This analysis examines the structural pressures shaping Malaysia’s public finances ahead of Budget 2026. It highlights five interlinked issues: weak revenue mobilisation, an expenditure mix skewed towards administration rather than development, persistent underinvestment in healthcare, limited commitment to green transition spending, and high fiscal centralisation.
Together, these trends point to the need for fiscal and tax reforms to strengthen resilience and ensure public spending is aligned with Malaysia’s long-term development priorities.

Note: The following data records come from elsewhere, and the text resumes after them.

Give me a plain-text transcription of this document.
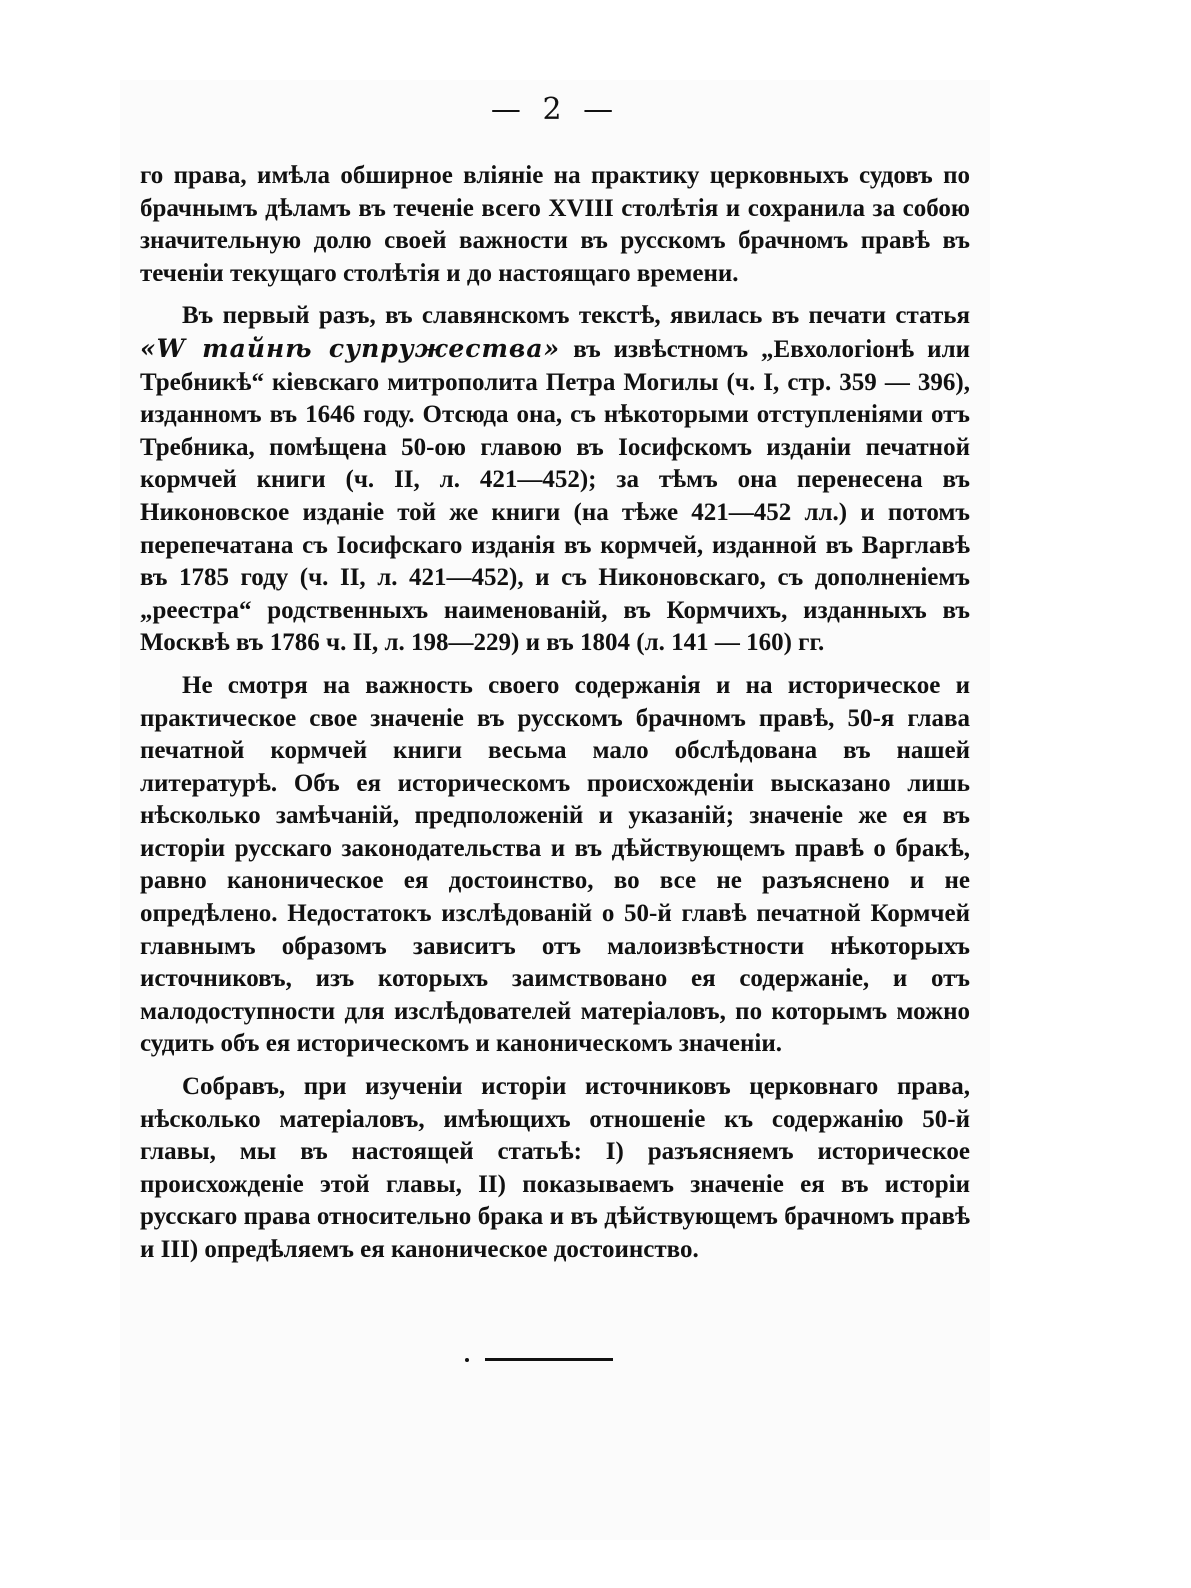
— 2 —

го права, имѣла обширное вліяніе на практику церковныхъ судовъ по брачнымъ дѣламъ въ теченіе всего XVIII столѣтія и сохранила за собою значительную долю своей важности въ русскомъ брачномъ правѣ въ теченіи текущаго столѣтія и до настоящаго времени.

Въ первый разъ, въ славянскомъ текстѣ, явилась въ печати статья «W тайнѣ супружества» въ извѣстномъ „Евхологіонѣ или Требникѣ“ кіевскаго митрополита Петра Могилы (ч. I, стр. 359 — 396), изданномъ въ 1646 году. Отсюда она, съ нѣкоторыми отступленіями отъ Требника, помѣщена 50-ою главою въ Іосифскомъ изданіи печатной кормчей книги (ч. II, л. 421—452); за тѣмъ она перенесена въ Никоновское изданіе той же книги (на тѣже 421—452 лл.) и потомъ перепечатана съ Іосифскаго изданія въ кормчей, изданной въ Варглавѣ въ 1785 году (ч. II, л. 421—452), и съ Никоновскаго, съ дополненіемъ „реестра“ родственныхъ наименованій, въ Кормчихъ, изданныхъ въ Москвѣ въ 1786 ч. II, л. 198—229) и въ 1804 (л. 141 — 160) гг.

Не смотря на важность своего содержанія и на историческое и практическое свое значеніе въ русскомъ брачномъ правѣ, 50-я глава печатной кормчей книги весьма мало обслѣдована въ нашей литературѣ. Объ ея историческомъ происхожденіи высказано лишь нѣсколько замѣчаній, предположеній и указаній; значеніе же ея въ исторіи русскаго законодательства и въ дѣйствующемъ правѣ о бракѣ, равно каноническое ея достоинство, во все не разъяснено и не опредѣлено. Недостатокъ изслѣдованій о 50-й главѣ печатной Кормчей главнымъ образомъ зависитъ отъ малоизвѣстности нѣкоторыхъ источниковъ, изъ которыхъ заимствовано ея содержаніе, и отъ малодоступности для изслѣдователей матеріаловъ, по которымъ можно судить объ ея историческомъ и каноническомъ значеніи.

Собравъ, при изученіи исторіи источниковъ церковнаго права, нѣсколько матеріаловъ, имѣющихъ отношеніе къ содержанію 50-й главы, мы въ настоящей статьѣ: I) разъясняемъ историческое происхожденіе этой главы, II) показываемъ значеніе ея въ исторіи русскаго права относительно брака и въ дѣйствующемъ брачномъ правѣ и III) опредѣляемъ ея каноническое достоинство.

Malaysia’s revenue intake is not growing as fast as the economy. Tax responsiveness relative to GDP (buoyancy) has remained below 1 in most years, implying that revenue growth persistently lags the economy. Temporary factors such as oil-price surges or exceptional PETRONAS dividends account for most buoyancy spikes, rather than improvements in the underlying tax base. Even during the GST period (2015-2017), buoyancy stayed below 1, highlighting the system’s limited ability to capture economic gains.
Over the past decade, Malaysia has operated with a revenue base that is structurally weak and volatile and near-term projections point to continued weakness. Federal revenue is expected to reach only 16% of GDP in 2026, which is low for an economy seeking high-income status while grappling with growing expenditure obligations.
Without broader and more resilient revenue sources, Malaysia risks chronic underfunding at a time when demands on public spending are expanding across healthcare, education, infrastructure, digitalisation and climate adaptation.
Reforming the tax system is therefore essential to strengthening fiscal resilience and ensuring the government can sustainably meet the growing demand for public services.